Так общество научились тому, что чистотой родословной можно прикрыть нечистую душу. Случаи преследования «нечистых» проходят непрерывной цепочкой, если проследить по архивам инквизиции[942]. Но это только логично. Даже самое незначительное пятно, восходящее к нескольким предшествующим поколениям, считалось пагубным. А поэтому, чем большее количество поколений проверялось, тем подробнее должны были проводить расследования.
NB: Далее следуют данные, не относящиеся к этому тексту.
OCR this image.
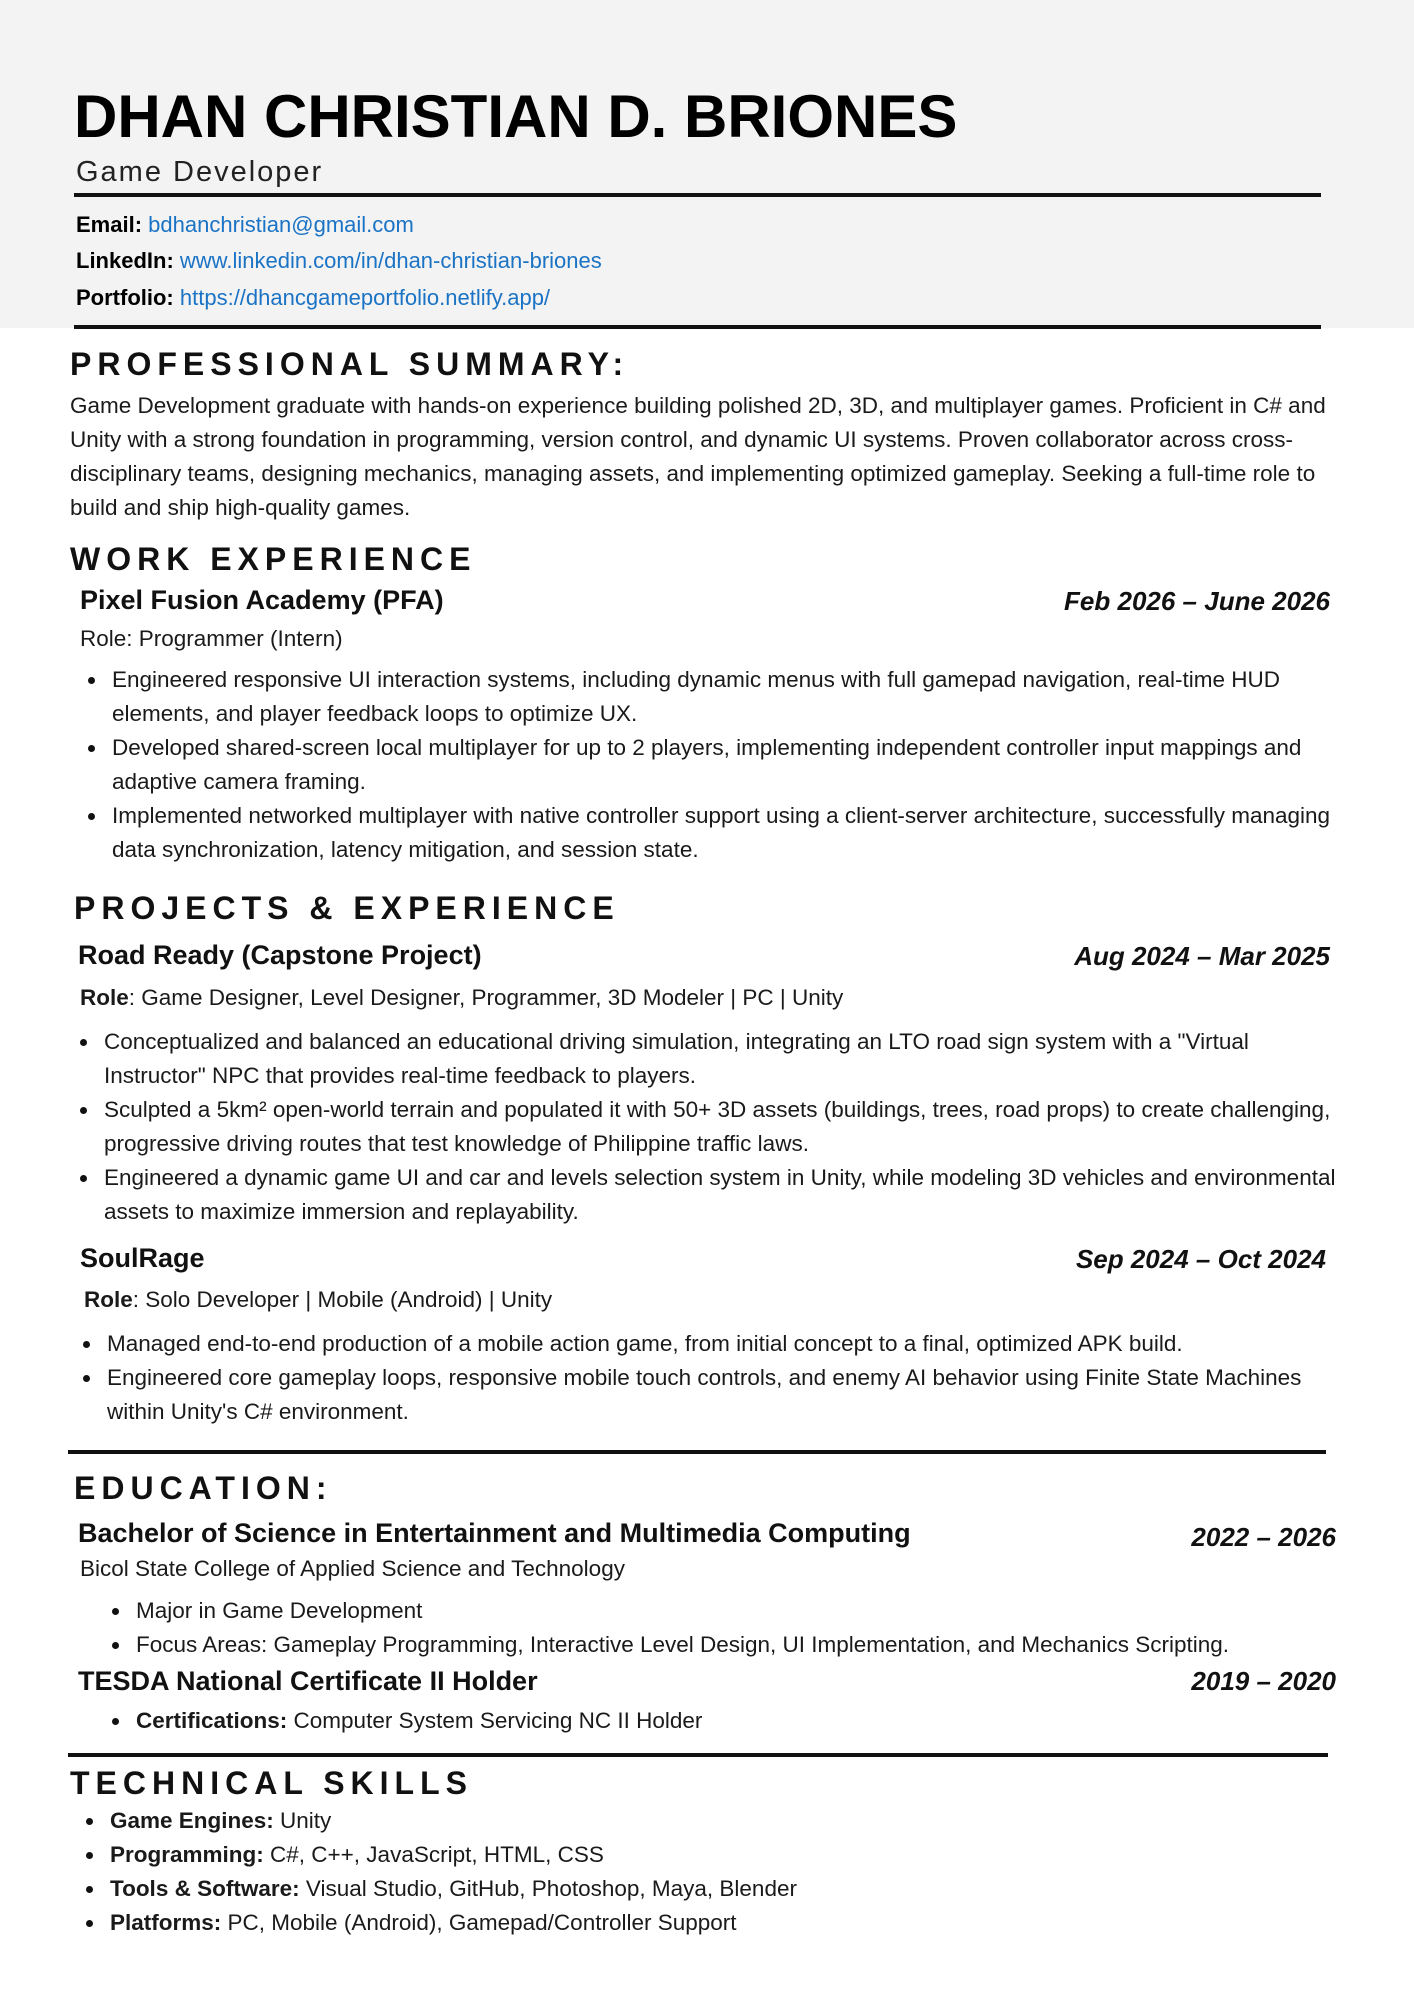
DHAN CHRISTIAN D. BRIONES
Game Developer
Email: bdhanchristian@gmail.com
LinkedIn: www.linkedin.com/in/dhan-christian-briones
Portfolio: https://dhancgameportfolio.netlify.app/
PROFESSIONAL SUMMARY:
Game Development graduate with hands-on experience building polished 2D, 3D, and multiplayer games. Proficient in C# and Unity with a strong foundation in programming, version control, and dynamic UI systems. Proven collaborator across cross-disciplinary teams, designing mechanics, managing assets, and implementing optimized gameplay. Seeking a full-time role to build and ship high-quality games.
WORK EXPERIENCE
Pixel Fusion Academy (PFA)	Feb 2026 – June 2026
Role: Programmer (Intern)
Engineered responsive UI interaction systems, including dynamic menus with full gamepad navigation, real-time HUD elements, and player feedback loops to optimize UX.
Developed shared-screen local multiplayer for up to 2 players, implementing independent controller input mappings and adaptive camera framing.
Implemented networked multiplayer with native controller support using a client-server architecture, successfully managing data synchronization, latency mitigation, and session state.
PROJECTS & EXPERIENCE
Road Ready (Capstone Project)	Aug 2024 – Mar 2025
Role: Game Designer, Level Designer, Programmer, 3D Modeler | PC | Unity
Conceptualized and balanced an educational driving simulation, integrating an LTO road sign system with a "Virtual Instructor" NPC that provides real-time feedback to players.
Sculpted a 5km² open-world terrain and populated it with 50+ 3D assets (buildings, trees, road props) to create challenging, progressive driving routes that test knowledge of Philippine traffic laws.
Engineered a dynamic game UI and car and levels selection system in Unity, while modeling 3D vehicles and environmental assets to maximize immersion and replayability.
SoulRage	Sep 2024 – Oct 2024
Role: Solo Developer | Mobile (Android) | Unity
Managed end-to-end production of a mobile action game, from initial concept to a final, optimized APK build.
Engineered core gameplay loops, responsive mobile touch controls, and enemy AI behavior using Finite State Machines within Unity's C# environment.
EDUCATION:
Bachelor of Science in Entertainment and Multimedia Computing	2022 – 2026
Bicol State College of Applied Science and Technology
Major in Game Development
Focus Areas: Gameplay Programming, Interactive Level Design, UI Implementation, and Mechanics Scripting.
TESDA National Certificate II Holder	2019 – 2020
Certifications: Computer System Servicing NC II Holder
TECHNICAL SKILLS
Game Engines: Unity
Programming: C#, C++, JavaScript, HTML, CSS
Tools & Software: Visual Studio, GitHub, Photoshop, Maya, Blender
Platforms: PC, Mobile (Android), Gamepad/Controller Support
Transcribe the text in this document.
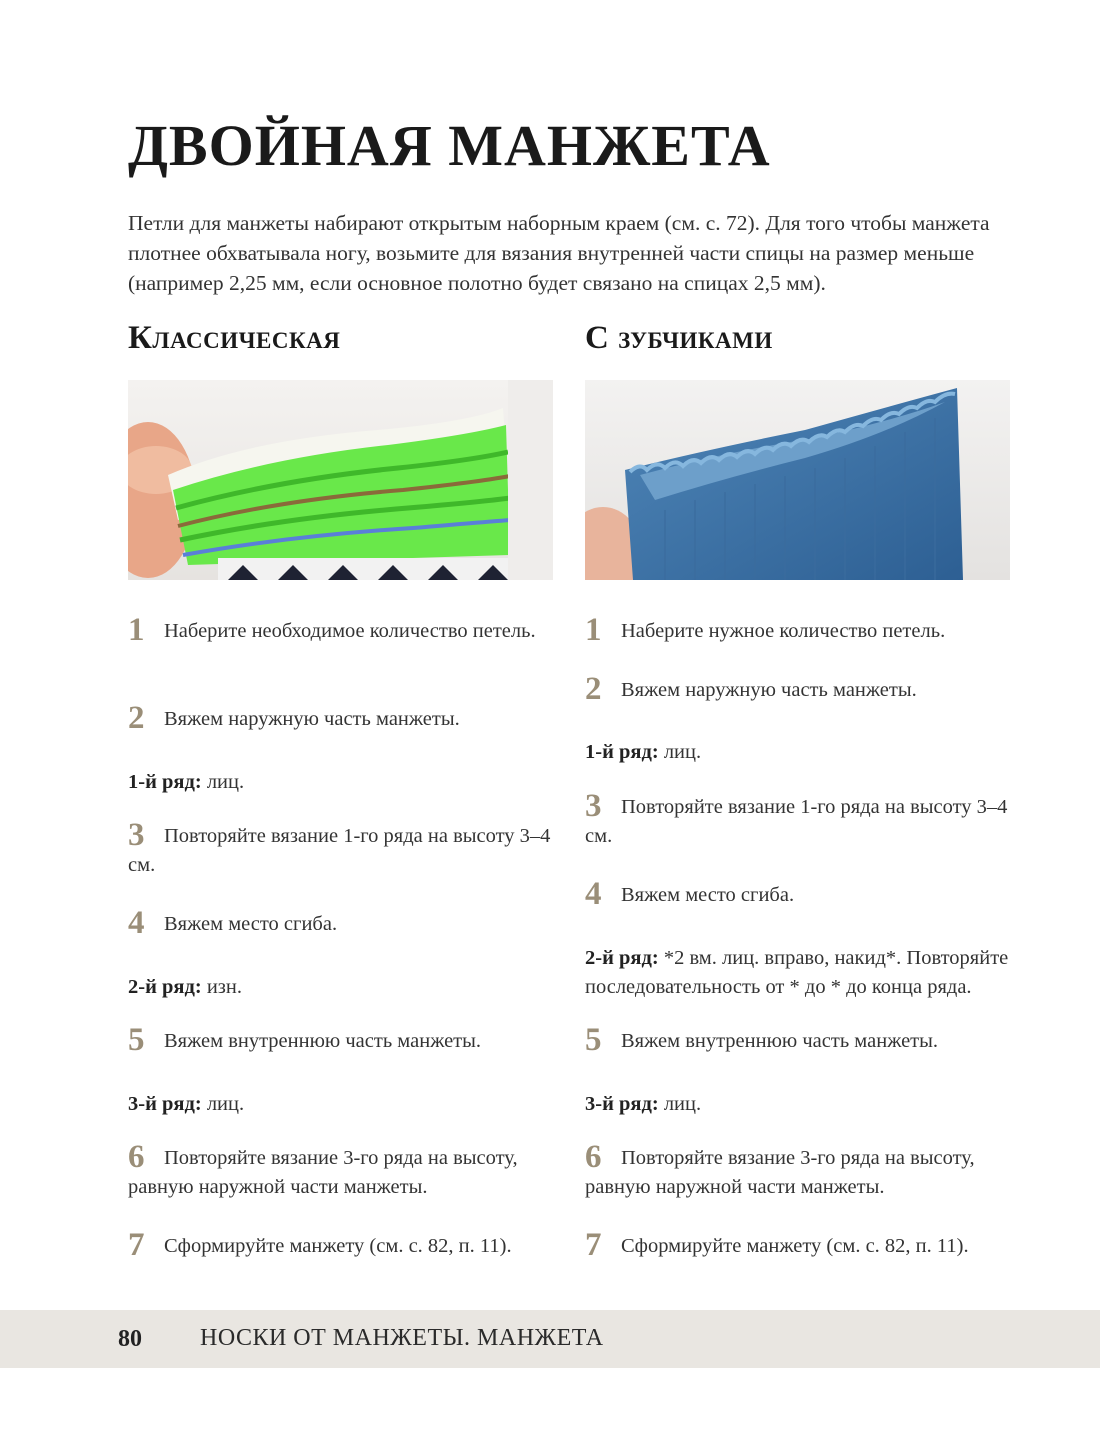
ДВОЙНАЯ МАНЖЕТА
Петли для манжеты набирают открытым наборным краем (см. с. 72). Для того чтобы манжета плотнее обхватывала ногу, возьмите для вязания внутренней части спицы на размер меньше (например 2,25 мм, если основное полотно будет связано на спицах 2,5 мм).
Классическая
1 Наберите необходимое количество петель.
2 Вяжем наружную часть манжеты.
1-й ряд: лиц.
3 Повторяйте вязание 1-го ряда на высоту 3–4 см.
4 Вяжем место сгиба.
2-й ряд: изн.
5 Вяжем внутреннюю часть манжеты.
3-й ряд: лиц.
6 Повторяйте вязание 3-го ряда на высоту, равную наружной части манжеты.
7 Сформируйте манжету (см. с. 82, п. 11).
С зубчиками
1 Наберите нужное количество петель.
2 Вяжем наружную часть манжеты.
1-й ряд: лиц.
3 Повторяйте вязание 1-го ряда на высоту 3–4 см.
4 Вяжем место сгиба.
2-й ряд: *2 вм. лиц. вправо, накид*. Повторяйте последовательность от * до * до конца ряда.
5 Вяжем внутреннюю часть манжеты.
3-й ряд: лиц.
6 Повторяйте вязание 3-го ряда на высоту, равную наружной части манжеты.
7 Сформируйте манжету (см. с. 82, п. 11).
80 НОСКИ ОТ МАНЖЕТЫ. МАНЖЕТА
В таких случаях инквизиция тоже всего лишь логична. Но ее логика душила общество бюрократией, хотя, по утверждениям ее служителей, трибуналы пыталась его сохранить. Идеология чистоты предполагала, что возможность ереси не заканчивалась вместе со смертью. Действительно, временами проводили расследования родословных уже умерших претендентов на официальные посты[943]. Если чистоту удавалось доказать, то это становилось полезным для их родственников, если же нет, то об этом должен был знать каждый житель.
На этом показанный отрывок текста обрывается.